At issue was a missive from a Muslim journalist writing about a beheading of a writer in Somalia and the very real phenomenon of self-censorship among Muslim writers who fear they may be one wrong word from a similar fate at the hands of extremists. But Sullivan's question speaks both to his tendency towards wild overstatement when it comes to writing about Islam, and to a certain one-dimensionality in his thinking about Muslims.


Orhan Pamuk—Not an oxymoron

After all, the term "Muslim writer" covers a huge swath of literary territory, from Fareed Zakaria to Khaled Hosseini, and from Shirin Ebadi to Ahdaf Soueif. It also includes Sullivan's friend, Salman Rushdie, who knows all too well the wrath of the fatwa, and who has felt safe enough to be out of hiding for some time now.

Critically, the penumbra of Muslim writers also covers the likes of Orhan Pamuk and Elif Shafak of Turkey, Muhammad Salih and Yusuf Jumayev of Uzbekistan, and Sonallah Ibrahim of Egypt—all of whom have been imperiled not by Islamic fundamentalists, but by the same secular, nationalistic governments that are tasked with keeping Islamic radicalism at bay.

Sullivan's flip question reveals a certain narrow-mindedness when it comes to Islam. To him, apparently, there is only one kind of Muslim writing, and that's writing about Islam. He essentializes the Muslim literary and journalistic mind, and in so doing, gives short shrift to the great variety of writing that comes from Muslims and from the Muslim world.

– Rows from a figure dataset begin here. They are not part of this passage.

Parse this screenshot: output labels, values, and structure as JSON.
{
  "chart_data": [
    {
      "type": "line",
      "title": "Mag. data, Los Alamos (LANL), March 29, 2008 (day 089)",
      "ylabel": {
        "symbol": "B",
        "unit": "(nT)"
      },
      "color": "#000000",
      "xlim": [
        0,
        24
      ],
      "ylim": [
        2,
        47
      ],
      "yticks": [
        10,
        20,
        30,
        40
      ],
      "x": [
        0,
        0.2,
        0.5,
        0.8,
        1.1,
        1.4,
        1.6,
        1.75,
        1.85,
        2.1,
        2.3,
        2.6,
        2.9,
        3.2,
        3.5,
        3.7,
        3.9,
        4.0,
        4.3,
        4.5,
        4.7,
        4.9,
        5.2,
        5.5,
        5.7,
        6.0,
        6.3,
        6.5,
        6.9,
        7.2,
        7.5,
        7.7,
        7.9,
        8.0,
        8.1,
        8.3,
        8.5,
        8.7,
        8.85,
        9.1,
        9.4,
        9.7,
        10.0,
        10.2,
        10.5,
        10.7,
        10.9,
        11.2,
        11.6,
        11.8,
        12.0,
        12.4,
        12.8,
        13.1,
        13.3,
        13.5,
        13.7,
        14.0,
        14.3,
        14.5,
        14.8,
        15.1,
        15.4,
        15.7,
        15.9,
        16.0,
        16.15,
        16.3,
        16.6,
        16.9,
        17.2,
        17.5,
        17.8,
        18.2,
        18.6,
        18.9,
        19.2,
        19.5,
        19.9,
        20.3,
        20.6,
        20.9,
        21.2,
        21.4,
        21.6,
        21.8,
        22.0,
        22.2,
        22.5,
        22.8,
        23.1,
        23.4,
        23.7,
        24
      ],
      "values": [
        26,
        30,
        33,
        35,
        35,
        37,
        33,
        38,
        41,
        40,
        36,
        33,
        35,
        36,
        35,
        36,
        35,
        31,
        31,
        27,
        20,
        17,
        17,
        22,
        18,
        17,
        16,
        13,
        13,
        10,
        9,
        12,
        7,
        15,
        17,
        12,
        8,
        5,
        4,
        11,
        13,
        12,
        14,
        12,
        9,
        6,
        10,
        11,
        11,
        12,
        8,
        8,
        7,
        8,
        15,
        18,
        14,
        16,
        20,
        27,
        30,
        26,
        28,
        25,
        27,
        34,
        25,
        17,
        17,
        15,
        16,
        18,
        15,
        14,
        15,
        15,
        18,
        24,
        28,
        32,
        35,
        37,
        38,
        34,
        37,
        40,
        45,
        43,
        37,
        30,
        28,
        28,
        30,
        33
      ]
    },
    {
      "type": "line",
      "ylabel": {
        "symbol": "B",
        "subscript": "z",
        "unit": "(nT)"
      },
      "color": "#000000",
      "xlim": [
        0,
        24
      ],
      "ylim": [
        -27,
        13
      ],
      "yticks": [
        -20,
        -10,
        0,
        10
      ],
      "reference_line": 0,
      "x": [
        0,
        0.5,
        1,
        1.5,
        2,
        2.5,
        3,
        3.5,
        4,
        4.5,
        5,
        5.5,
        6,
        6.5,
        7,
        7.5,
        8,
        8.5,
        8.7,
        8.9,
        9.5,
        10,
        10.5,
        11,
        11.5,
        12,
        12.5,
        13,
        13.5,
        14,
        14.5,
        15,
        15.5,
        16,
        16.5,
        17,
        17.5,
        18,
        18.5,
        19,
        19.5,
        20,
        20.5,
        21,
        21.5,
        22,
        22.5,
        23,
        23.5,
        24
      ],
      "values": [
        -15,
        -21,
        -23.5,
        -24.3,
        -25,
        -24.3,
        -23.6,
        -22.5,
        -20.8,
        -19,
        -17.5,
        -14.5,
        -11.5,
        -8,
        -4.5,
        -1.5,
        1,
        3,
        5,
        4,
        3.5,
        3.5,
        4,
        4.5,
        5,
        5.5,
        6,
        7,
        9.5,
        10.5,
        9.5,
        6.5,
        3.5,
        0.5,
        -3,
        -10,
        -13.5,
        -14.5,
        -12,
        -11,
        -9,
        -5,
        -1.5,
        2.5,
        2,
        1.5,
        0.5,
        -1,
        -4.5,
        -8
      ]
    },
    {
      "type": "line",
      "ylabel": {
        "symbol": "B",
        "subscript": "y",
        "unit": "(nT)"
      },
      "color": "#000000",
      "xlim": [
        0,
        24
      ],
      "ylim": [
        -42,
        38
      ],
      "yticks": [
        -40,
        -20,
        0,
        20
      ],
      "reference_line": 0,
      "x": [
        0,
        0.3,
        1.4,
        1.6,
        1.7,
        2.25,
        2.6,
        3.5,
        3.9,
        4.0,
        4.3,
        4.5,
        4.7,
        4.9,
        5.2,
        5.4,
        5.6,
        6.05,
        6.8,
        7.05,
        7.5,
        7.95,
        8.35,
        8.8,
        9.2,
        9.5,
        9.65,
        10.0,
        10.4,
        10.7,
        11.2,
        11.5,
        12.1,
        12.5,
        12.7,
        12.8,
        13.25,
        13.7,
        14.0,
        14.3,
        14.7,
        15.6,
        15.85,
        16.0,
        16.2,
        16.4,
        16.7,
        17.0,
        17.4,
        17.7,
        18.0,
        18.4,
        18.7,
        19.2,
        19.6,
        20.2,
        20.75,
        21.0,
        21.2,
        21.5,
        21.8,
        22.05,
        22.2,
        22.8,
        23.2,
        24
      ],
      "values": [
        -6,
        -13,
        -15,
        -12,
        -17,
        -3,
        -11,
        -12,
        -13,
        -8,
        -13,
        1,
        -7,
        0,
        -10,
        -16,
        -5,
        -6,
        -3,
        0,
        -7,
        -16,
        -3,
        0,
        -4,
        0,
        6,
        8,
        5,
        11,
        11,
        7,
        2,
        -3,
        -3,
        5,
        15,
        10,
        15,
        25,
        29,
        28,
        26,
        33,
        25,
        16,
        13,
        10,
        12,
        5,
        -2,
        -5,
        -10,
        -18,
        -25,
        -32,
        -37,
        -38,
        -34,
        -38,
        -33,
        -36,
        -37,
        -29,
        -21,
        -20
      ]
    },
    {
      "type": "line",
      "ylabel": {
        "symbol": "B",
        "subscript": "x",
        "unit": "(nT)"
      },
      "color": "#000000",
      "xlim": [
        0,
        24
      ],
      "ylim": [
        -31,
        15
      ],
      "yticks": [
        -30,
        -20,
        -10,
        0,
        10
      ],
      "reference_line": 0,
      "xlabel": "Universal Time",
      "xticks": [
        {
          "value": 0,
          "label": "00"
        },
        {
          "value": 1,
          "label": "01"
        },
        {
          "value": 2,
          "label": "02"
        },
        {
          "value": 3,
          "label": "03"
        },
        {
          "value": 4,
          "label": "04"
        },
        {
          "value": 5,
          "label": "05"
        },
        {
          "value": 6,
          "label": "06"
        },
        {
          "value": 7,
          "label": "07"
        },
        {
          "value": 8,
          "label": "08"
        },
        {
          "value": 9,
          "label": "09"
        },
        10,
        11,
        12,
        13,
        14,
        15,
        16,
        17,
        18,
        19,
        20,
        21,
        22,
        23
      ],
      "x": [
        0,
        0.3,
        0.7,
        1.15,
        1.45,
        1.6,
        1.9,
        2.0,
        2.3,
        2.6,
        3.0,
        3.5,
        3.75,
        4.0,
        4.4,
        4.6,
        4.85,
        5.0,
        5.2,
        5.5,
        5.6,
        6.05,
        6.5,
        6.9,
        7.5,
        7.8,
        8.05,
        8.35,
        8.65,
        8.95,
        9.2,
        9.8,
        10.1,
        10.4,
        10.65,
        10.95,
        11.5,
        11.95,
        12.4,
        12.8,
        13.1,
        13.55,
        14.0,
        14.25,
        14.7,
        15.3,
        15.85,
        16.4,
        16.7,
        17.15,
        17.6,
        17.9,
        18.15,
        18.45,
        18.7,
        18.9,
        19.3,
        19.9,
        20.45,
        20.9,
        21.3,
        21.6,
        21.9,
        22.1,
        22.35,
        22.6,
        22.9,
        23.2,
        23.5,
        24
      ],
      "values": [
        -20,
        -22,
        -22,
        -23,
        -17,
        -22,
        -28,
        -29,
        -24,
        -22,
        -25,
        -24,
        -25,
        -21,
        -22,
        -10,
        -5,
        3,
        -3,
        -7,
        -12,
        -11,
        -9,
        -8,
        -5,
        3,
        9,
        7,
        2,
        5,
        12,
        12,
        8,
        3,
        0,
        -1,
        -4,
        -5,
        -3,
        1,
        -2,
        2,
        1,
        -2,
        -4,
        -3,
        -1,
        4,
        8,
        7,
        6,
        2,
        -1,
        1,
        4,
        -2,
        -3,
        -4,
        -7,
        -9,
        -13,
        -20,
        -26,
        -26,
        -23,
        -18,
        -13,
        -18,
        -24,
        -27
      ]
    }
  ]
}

There's no question that there are some very serious problems in the world of Muslim letters. To simplify things to the point of absurdity, however, is no way to begin to address those problems. A god-awful event in Somalia is a warning sign to be taken seriously, but that doesn't make it typical of the Muslim world, and it's certainly not a proper jumping-off point for a statement about the state of Muslim writing in general.